Confrontons, avec ce programme d’apostolat laïque, le témoignage que lui rendait, vingt-trois ans après, dans une lettre privée, un des théologiens les plus distingués de la Compagnie de Jésus : « Je me prends à penser, écrivait à M. Ollé-Laprune le R. P. de Régnon, que Dieu veut, à notre époque, renouveler l’apostolat laïque (soumis hiérarchiquement au sacerdoce, mais marchant en avant), comme du temps des Justin et des Athénagore. C’est vous surtout qui me donnez ces pensées-là. » Apôtre laïque dans l’Université, tel s’était efforcé d’être, sans relâche ni lassitude, M. Ollé-Laprune, et tel il avait été. Il rêvait, en 1869, de marcher sur les traces d’Ozanam, et M. Trolliet, rendant compte, vingt-cinq ans après, d’un de ses derniers livres, l’appelait précisément un nouvel Ozanam1. M. Ollé-Laprune pouvait donc relire, sans remords ni confusion, le résumé des viriles résolutions, qu’il avait prises sous les auspices du P. Pététot.

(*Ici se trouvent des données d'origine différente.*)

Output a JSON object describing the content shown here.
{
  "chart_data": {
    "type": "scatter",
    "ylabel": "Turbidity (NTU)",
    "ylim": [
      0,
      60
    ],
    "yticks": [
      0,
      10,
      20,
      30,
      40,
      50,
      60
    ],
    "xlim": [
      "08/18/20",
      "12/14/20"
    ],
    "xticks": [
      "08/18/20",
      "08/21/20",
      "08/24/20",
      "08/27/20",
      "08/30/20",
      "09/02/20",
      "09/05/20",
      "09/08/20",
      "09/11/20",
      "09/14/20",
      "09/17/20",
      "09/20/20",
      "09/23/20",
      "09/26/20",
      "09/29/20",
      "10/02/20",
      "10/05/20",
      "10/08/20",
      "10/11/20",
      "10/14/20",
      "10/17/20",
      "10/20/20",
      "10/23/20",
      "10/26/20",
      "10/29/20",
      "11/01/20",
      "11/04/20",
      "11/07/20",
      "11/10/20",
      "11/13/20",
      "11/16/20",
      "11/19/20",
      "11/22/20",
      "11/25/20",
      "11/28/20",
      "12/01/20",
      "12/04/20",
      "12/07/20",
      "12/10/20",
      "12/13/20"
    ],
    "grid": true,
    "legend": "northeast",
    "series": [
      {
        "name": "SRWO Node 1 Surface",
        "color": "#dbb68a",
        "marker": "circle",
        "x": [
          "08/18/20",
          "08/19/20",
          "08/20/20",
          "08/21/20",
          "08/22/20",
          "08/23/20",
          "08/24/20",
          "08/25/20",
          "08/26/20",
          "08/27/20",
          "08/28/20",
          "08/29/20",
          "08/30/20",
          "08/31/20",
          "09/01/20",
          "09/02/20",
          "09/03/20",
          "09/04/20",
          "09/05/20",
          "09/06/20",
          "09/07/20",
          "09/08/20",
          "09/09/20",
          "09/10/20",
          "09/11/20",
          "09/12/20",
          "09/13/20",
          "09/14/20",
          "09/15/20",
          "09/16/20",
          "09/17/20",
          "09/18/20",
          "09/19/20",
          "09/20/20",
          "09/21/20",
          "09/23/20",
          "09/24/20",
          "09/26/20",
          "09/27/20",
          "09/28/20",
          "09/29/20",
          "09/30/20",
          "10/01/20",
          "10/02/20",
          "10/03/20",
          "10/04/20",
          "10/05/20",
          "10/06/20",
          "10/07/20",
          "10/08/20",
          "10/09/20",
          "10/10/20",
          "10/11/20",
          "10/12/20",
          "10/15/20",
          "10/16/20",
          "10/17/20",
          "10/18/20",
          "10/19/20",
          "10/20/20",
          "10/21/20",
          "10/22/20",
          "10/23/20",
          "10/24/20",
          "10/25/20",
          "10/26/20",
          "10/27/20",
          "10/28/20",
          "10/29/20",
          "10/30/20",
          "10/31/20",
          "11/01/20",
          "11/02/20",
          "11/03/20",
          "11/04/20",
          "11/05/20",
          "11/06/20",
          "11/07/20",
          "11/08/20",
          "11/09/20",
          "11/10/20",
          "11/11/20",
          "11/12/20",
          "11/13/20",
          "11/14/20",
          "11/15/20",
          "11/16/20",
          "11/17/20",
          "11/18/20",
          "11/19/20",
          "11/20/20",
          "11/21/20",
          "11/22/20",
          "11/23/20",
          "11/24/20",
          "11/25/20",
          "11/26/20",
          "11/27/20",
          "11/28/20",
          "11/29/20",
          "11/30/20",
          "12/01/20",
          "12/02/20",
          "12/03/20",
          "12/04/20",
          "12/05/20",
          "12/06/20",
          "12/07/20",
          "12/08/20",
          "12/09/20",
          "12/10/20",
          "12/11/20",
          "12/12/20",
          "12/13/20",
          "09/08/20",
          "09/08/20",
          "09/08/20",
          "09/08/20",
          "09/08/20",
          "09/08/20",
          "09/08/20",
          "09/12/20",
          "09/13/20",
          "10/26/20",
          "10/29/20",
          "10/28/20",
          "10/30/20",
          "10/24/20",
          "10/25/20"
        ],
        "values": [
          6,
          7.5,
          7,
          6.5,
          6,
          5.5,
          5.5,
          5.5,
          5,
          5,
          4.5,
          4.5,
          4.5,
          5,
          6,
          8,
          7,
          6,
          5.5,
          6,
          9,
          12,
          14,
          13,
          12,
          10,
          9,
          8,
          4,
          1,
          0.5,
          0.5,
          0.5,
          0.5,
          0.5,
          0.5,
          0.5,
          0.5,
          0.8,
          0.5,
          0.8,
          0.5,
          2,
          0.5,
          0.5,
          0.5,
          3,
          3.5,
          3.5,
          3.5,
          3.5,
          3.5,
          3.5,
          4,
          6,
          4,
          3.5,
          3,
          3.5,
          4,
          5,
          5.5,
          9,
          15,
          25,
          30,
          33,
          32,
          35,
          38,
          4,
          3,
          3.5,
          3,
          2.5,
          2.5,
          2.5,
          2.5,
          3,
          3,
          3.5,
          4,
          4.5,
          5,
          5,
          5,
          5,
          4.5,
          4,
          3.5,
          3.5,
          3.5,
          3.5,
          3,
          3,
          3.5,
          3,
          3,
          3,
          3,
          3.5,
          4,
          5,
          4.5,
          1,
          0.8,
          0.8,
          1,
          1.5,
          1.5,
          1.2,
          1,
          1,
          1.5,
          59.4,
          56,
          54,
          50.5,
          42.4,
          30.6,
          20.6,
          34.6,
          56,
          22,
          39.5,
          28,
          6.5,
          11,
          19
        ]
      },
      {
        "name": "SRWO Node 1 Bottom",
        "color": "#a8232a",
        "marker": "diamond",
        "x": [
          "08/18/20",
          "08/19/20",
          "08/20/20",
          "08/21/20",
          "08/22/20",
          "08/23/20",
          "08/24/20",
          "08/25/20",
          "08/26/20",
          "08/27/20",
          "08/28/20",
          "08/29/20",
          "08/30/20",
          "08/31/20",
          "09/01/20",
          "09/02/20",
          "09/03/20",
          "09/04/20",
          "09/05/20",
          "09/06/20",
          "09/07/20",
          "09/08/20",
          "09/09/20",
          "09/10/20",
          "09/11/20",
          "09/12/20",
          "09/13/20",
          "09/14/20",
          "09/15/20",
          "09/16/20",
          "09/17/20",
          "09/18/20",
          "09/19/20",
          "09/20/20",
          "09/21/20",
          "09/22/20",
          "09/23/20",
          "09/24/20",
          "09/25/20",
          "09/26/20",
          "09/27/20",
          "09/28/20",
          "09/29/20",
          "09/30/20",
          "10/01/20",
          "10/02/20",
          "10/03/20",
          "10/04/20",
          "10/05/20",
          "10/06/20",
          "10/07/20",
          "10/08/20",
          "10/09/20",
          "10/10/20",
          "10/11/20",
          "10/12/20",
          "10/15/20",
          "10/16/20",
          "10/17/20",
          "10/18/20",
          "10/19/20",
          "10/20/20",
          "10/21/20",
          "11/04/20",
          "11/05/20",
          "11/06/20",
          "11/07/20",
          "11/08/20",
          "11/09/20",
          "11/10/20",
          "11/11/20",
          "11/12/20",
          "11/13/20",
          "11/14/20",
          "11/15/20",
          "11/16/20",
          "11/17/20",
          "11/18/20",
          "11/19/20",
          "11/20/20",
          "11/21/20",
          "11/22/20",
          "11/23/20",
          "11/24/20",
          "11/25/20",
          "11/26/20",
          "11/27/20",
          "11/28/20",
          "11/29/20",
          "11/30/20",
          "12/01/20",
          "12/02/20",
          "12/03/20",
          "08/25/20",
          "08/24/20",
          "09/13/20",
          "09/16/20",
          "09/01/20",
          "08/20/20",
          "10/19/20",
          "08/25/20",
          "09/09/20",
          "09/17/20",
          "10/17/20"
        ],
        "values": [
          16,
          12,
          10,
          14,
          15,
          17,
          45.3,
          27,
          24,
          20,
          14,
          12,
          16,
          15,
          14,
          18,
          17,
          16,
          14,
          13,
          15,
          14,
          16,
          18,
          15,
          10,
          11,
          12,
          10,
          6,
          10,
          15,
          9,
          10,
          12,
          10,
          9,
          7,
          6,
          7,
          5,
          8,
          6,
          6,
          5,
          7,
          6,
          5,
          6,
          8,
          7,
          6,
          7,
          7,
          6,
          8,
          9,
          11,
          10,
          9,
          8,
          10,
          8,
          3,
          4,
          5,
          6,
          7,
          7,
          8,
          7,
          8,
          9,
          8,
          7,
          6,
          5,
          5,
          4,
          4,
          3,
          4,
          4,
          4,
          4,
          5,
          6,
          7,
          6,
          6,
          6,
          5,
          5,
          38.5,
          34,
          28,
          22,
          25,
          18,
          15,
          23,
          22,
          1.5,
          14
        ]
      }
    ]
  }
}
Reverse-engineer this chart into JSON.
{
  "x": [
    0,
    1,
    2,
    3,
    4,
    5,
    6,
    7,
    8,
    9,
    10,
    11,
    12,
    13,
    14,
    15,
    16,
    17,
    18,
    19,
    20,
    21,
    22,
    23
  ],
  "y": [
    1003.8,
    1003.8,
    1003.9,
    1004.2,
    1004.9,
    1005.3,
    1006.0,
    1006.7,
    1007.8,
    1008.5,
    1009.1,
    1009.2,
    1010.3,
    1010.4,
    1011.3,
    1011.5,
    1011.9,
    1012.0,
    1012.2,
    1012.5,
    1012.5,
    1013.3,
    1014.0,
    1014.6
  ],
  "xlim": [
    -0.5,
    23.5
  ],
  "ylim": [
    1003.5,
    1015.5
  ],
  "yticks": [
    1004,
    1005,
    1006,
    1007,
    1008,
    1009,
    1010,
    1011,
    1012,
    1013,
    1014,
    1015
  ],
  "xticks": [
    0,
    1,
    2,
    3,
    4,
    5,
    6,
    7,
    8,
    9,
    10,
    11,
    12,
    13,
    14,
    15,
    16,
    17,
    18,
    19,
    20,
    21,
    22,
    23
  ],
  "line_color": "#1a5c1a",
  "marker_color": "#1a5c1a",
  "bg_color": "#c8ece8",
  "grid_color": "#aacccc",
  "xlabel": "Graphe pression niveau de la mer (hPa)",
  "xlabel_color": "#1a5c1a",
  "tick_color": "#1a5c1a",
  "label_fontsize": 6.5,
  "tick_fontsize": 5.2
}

Un jour où il le relut, il ajoutait en marge : « Que je vous bénis, ô mon Dieu, de m’avoir réservé celle qui est devenue ma femme ! Je ne la connaissais pas en 1869. Mais je puis bien dire que c’est à elle que mes pensées allaient, car c’est elle qui a réalisé ce que je voulais. » Il semblait, en effet, que le Dieu qu’il remerciait en ces termes eût ratifié son dessein d’apostolat laïque en lui faisant rencontrer, dans l’Université même, au foyer de M. Saint-René Taillandier, une compagne qui fut une auxiliaire. M. Ollé-Laprune trouva dans cette alliance, en même temps que le bonheur intime, la force qu’on acquiert, à deux, lorsqu’on a « chacun deux cœurs pour aimer Dieu2 ».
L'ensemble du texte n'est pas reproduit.